IT WAS A STORYLINE twist even the most astute WWE fans never saw coming.
On Oct. 22, 2018, Roman Reigns entered the ring in Providence, RI, uncharacteristically dressed in street clothes and greeted with a mix of cheers and jeers.
The reaction was to be expected. At 6'3", 265 pounds, the strong, athletic, and ring-savvy halfSamoan, half-Italian bruiser had become one of the most polarizing WWE Superstars on the roster. Reigns—a six-time WWE champ who had headlined the previous four WrestleManias—had built a massive fan base during his six-year tenure. But there also were factions within the WWE Universe that viewed his main-event push as forced and used any opportunity to let him know it. As Reigns stood in the center of the ring, mic in hand and the WWE Universal Championship belt draped over his shoulder, he took an extra beat before he spoke.

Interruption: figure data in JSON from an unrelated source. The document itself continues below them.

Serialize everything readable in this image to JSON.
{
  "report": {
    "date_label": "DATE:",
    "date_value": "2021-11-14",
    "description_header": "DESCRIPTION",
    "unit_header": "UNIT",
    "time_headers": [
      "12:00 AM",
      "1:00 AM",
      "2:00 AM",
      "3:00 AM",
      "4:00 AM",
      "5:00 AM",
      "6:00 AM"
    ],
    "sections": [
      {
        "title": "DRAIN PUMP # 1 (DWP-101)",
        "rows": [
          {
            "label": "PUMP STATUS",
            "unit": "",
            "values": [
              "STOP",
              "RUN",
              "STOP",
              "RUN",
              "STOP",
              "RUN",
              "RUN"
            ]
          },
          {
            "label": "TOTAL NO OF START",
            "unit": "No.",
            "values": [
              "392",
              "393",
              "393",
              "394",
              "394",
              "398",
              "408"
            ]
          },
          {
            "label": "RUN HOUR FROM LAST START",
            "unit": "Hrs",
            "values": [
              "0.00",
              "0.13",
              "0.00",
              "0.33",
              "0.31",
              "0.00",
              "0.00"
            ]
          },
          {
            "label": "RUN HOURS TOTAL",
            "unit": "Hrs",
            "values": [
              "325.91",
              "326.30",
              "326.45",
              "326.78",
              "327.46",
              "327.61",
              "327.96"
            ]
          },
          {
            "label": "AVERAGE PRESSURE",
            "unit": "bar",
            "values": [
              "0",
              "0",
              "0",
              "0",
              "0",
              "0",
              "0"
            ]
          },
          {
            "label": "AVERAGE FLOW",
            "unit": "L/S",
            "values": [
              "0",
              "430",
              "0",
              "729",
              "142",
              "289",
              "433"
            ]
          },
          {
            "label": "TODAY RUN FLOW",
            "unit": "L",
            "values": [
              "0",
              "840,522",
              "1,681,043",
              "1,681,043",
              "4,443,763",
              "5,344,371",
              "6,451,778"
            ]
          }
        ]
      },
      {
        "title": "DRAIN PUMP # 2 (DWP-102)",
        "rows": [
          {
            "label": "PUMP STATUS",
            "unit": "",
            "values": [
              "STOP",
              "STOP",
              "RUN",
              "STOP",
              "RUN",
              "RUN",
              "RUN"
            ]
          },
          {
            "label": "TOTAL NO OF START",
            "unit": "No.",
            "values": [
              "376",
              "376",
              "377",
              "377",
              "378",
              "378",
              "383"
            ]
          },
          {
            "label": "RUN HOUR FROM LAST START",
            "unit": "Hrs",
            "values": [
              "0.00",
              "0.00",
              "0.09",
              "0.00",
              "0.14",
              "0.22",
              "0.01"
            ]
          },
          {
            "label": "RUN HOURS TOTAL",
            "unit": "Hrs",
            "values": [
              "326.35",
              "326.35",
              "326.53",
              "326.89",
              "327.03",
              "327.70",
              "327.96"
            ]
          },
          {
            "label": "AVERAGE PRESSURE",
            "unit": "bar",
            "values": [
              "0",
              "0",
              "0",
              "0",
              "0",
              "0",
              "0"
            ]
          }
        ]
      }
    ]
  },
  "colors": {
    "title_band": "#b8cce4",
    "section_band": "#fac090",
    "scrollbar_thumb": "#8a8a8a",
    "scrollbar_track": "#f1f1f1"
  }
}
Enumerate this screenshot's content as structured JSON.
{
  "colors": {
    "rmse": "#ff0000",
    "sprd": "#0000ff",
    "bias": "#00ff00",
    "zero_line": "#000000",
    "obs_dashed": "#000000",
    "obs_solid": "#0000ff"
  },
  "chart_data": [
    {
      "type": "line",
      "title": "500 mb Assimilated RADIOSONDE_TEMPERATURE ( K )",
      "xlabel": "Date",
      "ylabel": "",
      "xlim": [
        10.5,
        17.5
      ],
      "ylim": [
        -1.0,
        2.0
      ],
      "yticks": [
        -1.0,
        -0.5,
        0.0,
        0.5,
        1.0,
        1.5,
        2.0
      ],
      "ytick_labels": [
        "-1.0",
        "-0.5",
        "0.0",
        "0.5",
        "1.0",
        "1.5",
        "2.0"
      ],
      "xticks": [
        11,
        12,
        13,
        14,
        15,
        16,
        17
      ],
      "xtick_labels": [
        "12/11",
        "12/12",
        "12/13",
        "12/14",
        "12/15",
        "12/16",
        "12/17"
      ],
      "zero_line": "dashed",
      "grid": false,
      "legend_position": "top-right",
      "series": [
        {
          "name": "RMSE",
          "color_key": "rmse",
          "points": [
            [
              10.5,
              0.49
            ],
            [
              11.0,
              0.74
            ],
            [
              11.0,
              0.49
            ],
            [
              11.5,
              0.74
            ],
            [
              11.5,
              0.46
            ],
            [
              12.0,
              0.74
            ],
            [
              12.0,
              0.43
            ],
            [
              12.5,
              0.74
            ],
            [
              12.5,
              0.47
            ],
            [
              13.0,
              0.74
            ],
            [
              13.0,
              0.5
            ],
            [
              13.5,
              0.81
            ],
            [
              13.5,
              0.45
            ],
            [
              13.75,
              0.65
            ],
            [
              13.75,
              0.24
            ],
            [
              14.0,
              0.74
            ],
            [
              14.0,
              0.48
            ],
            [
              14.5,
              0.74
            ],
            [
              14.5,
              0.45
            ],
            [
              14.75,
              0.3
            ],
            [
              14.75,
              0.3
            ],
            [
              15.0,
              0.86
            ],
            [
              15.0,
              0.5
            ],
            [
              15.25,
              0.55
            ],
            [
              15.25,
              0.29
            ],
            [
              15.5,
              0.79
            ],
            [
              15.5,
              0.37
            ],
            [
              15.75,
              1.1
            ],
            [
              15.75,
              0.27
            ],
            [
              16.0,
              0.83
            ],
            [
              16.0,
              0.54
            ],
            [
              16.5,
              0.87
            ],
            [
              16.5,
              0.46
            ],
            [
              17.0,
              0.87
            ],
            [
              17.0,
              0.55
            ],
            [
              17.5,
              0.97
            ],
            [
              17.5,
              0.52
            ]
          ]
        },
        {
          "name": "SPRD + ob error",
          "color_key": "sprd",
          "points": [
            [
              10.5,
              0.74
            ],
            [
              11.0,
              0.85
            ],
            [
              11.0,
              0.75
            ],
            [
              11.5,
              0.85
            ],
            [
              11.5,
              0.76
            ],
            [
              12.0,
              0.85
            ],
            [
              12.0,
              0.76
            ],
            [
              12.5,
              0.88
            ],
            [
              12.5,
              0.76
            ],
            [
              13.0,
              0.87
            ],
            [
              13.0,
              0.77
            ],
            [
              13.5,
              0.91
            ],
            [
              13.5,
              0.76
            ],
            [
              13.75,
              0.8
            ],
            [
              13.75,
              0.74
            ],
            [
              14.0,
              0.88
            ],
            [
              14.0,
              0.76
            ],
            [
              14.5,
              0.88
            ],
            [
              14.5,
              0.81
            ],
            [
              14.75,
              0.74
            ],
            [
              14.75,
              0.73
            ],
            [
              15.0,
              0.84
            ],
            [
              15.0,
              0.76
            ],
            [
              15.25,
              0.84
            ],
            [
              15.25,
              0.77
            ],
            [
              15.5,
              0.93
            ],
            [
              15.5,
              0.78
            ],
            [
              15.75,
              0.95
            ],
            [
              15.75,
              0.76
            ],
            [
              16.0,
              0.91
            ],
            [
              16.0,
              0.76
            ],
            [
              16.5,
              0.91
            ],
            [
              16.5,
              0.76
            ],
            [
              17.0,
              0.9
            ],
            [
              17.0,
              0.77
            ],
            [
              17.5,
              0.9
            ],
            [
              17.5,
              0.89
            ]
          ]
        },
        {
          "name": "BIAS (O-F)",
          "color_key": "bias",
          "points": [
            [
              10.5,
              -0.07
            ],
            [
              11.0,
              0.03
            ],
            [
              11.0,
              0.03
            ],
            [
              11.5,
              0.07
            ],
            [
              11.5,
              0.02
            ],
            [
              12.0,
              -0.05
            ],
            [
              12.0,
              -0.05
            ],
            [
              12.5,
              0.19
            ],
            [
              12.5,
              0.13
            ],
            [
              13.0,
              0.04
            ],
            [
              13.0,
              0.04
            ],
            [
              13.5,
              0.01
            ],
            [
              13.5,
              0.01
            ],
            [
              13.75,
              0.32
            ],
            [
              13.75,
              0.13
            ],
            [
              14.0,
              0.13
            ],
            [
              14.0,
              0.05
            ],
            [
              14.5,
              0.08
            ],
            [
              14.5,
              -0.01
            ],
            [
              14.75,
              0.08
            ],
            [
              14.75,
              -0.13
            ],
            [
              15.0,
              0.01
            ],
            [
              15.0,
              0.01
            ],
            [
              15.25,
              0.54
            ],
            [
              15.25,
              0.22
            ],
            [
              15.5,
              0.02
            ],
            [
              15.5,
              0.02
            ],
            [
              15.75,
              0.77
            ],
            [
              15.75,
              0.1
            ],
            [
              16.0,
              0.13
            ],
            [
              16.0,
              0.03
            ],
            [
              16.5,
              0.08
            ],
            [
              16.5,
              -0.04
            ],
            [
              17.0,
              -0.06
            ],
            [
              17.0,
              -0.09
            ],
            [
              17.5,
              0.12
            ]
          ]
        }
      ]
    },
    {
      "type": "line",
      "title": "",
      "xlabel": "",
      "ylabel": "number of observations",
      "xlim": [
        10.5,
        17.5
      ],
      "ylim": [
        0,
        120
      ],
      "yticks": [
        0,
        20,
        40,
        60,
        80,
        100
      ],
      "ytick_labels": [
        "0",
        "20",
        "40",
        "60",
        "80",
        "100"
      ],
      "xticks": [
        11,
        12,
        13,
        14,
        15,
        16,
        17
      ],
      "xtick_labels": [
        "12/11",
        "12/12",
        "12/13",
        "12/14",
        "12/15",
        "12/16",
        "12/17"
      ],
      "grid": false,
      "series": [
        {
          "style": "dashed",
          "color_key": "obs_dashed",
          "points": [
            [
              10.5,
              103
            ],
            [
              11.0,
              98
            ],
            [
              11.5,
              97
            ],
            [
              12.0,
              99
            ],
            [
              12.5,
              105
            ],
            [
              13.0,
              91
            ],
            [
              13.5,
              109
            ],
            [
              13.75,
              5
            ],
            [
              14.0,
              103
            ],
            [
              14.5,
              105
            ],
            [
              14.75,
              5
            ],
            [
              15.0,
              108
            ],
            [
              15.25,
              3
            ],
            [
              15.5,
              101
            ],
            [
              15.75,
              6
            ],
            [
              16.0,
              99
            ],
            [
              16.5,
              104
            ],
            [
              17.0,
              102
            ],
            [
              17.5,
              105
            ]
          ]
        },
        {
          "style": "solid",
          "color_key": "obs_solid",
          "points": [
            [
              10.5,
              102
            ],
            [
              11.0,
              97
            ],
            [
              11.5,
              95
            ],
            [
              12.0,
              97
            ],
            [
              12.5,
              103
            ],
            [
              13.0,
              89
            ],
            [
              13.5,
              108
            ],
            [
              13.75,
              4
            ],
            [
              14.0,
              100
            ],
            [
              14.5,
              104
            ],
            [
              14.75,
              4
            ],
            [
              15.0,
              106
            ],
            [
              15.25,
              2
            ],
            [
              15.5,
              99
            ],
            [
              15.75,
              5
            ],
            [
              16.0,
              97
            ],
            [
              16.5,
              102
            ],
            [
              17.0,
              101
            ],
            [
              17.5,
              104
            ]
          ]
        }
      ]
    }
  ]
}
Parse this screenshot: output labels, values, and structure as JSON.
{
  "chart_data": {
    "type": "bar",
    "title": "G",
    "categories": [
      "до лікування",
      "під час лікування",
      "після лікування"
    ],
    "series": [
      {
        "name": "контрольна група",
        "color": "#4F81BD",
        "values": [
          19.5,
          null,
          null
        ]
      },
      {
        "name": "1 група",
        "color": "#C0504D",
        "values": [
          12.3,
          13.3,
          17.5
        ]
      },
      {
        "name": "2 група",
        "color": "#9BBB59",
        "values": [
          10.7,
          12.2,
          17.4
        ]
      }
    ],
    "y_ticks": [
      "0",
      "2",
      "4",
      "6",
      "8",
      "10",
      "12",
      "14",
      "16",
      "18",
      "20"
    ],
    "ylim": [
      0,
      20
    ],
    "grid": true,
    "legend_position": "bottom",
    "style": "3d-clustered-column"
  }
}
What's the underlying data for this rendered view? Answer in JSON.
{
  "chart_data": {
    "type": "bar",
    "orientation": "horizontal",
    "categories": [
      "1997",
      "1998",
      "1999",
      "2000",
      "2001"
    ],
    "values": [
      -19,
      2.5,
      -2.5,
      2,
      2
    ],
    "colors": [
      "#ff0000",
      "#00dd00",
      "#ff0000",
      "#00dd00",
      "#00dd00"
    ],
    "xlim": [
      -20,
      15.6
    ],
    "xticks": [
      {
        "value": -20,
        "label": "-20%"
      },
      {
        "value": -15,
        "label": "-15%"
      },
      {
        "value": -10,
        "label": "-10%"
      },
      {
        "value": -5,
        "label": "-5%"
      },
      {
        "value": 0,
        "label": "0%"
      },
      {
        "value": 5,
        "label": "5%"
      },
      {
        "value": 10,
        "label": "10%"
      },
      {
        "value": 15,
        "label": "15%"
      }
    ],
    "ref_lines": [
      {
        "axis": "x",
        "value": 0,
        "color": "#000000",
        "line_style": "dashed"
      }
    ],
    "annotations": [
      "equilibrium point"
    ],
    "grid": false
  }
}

He wasn’t there to goose the crowd or further a story angle, he was there to reveal that the man behind the character—Leati “Joe” Anoa’i, a husband and father of three—had leukemia and would need to step away from WWE for treatment.
“It was such a heavy moment,” he recalls. “If that was going to be my last 10 minutes out in that ring, I didn’t care what noises they made. I wanted to feel everything.”
Unscripted and partially scripted WWE bits can be memorable. (The Brawl for All tourney in 1998, CM Punk’s 2011 “pipe bomb” promo, and Edge’s 2020 return to the ring all come to mind.) But Reigns’ off-script monologue connected on a different level. It wasn’t someone with an ax to grind; it was a visibly rattled, healthy-looking 33-yearold athlete—a larger-than-life WWE Superstar at the top of his game—confessing that he’d been pulled into a fight with cancer for the second time in 11 years.